Un, deux, trois notes s’élèvent dans des airs inconnus, au-delà. Et le son continu entre en moi.
Un frisson.
Bouger la tête pour tenter de reconnaitre, un ton, une mesure, pour être au diapason.
Prendre le rythme en soi, le capturer, l’avaler. Ouvrir les mains pour le souffler.
Inspirer. Souriez, je m’inquiète de ne pas trouver les pas, de ne pas fusionner.
Il faut inventer. Inviter des yeux à acquiescer.
S’angoisser, choisir un regard, fermer les yeux, projeter.
Respirer un moment le cou relevé, puis, la nuque cassée. Se perdre dans des pensées, dans des rythmes, dans un souffle que l’on emmitoufle pour mieux l’exposer, le rappeler à l’ordre, le sermonner. Où est –il si ce n’est quelque part par-là, au milieu de la piste, face au danger. Chercher une grâce utopiste, avoir peur de ne pas la trouver.
Se lancer.
Comme sauter d’un précipice, l’allure séductrice, le cœur serré. Compter. Marcher selon la musique, la petite musique interne qui enlace celle que j’entends. Composer, entre les deux, pour tomber juste. Respirer, le secret.
Clore les paupières pour oublier l’attention recherchée. En alerte jusqu’au laisser-aller, jusqu’au lâché prise, jusqu’à la disparition aux bras de la mélodie qui me conduit. Ne plus faire qu’un avec ce corps que je retrouve, qui répond à mes intentions. Que je redécouvre, en face de la tension, puis de l’abandon. Sourire.

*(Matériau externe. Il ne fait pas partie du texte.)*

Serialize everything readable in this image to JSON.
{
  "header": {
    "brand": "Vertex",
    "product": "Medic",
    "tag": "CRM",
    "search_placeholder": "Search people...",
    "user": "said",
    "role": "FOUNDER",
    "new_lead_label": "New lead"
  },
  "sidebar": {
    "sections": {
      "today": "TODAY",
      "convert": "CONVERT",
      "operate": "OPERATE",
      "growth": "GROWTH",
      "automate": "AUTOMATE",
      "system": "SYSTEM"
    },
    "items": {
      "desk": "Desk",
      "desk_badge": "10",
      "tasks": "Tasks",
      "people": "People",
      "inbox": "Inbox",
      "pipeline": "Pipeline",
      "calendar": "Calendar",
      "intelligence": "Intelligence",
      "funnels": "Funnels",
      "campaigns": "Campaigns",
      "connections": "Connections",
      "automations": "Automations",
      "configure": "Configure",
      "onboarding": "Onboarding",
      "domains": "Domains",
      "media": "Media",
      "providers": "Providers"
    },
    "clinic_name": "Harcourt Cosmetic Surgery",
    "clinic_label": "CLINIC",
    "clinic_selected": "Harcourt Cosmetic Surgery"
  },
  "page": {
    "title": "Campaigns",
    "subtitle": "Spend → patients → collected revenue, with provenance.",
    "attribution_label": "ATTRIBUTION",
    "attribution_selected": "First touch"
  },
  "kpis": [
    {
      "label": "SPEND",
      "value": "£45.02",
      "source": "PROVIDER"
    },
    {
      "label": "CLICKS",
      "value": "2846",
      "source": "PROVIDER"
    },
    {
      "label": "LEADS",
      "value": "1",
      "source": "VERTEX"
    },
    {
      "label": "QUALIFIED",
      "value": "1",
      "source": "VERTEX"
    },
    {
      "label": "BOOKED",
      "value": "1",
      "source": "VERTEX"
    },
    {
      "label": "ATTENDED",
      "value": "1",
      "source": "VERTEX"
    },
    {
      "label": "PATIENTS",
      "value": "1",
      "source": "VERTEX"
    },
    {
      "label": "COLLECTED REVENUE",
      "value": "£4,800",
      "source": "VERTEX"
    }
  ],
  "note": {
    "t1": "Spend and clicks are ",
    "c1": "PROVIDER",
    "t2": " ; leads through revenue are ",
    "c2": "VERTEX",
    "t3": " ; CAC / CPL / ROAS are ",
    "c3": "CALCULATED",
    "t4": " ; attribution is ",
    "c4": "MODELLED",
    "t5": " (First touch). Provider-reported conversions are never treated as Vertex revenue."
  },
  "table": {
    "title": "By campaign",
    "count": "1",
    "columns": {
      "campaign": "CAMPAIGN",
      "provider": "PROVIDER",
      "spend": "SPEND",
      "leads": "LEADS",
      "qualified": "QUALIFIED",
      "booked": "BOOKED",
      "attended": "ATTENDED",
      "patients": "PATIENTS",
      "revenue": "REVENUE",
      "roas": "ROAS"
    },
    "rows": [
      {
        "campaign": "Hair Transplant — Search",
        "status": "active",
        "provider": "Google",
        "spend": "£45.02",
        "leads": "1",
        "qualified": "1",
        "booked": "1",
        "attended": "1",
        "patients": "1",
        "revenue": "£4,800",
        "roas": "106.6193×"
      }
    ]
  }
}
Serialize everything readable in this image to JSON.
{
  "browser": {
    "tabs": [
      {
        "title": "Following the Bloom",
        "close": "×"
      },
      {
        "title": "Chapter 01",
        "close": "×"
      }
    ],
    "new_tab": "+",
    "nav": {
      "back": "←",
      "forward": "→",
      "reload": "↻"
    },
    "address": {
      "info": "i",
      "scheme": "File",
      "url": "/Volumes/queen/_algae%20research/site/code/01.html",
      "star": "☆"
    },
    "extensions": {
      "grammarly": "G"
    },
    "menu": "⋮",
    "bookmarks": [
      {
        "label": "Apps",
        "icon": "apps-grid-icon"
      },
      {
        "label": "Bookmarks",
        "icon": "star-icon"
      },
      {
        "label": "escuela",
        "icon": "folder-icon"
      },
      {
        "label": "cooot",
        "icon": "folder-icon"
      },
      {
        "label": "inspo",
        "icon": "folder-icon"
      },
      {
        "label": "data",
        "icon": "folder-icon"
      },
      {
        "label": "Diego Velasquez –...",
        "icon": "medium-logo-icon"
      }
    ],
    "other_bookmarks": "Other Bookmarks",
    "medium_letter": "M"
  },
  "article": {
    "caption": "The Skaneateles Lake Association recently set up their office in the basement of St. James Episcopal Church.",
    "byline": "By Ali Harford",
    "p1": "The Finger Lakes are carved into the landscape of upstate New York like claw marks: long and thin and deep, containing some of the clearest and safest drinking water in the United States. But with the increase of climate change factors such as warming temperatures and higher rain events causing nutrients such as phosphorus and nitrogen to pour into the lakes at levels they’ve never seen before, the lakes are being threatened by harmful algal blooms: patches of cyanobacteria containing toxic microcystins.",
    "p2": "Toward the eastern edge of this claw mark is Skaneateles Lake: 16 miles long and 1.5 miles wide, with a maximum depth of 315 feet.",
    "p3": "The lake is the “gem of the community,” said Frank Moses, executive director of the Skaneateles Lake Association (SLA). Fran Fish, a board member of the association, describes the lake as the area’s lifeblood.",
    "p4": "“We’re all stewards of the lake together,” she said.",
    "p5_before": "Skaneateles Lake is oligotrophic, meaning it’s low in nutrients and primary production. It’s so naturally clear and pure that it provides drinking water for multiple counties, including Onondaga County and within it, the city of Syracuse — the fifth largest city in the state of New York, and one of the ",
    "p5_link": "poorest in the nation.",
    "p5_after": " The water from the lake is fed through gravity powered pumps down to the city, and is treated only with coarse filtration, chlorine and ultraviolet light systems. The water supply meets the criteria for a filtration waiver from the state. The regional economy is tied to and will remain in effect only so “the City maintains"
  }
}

Frémir à chaque pulsion, s’extasier de l’accord parfait quand on le trouve. Regarder à son tour, tout autour, sans quitter le tempo des yeux par les soubresauts qu’ils capturent. Avec désinvolture, faire comme si on ne voyait personne.
Aux tympans la musique raisonne, engloutie par les ondes de choc qui provoquent un chao proche de la cacophonie, et pourtant. Elle emporte au vent les arabesques et les enroulements, empruntant au passage des chemins aériens qui me soulèvent en adage. S’ouvrir davantage, s’ouvrir complètement, s’offrir, se refermer, frapper le sol avec les pieds pour prendre son envol et s’envoler.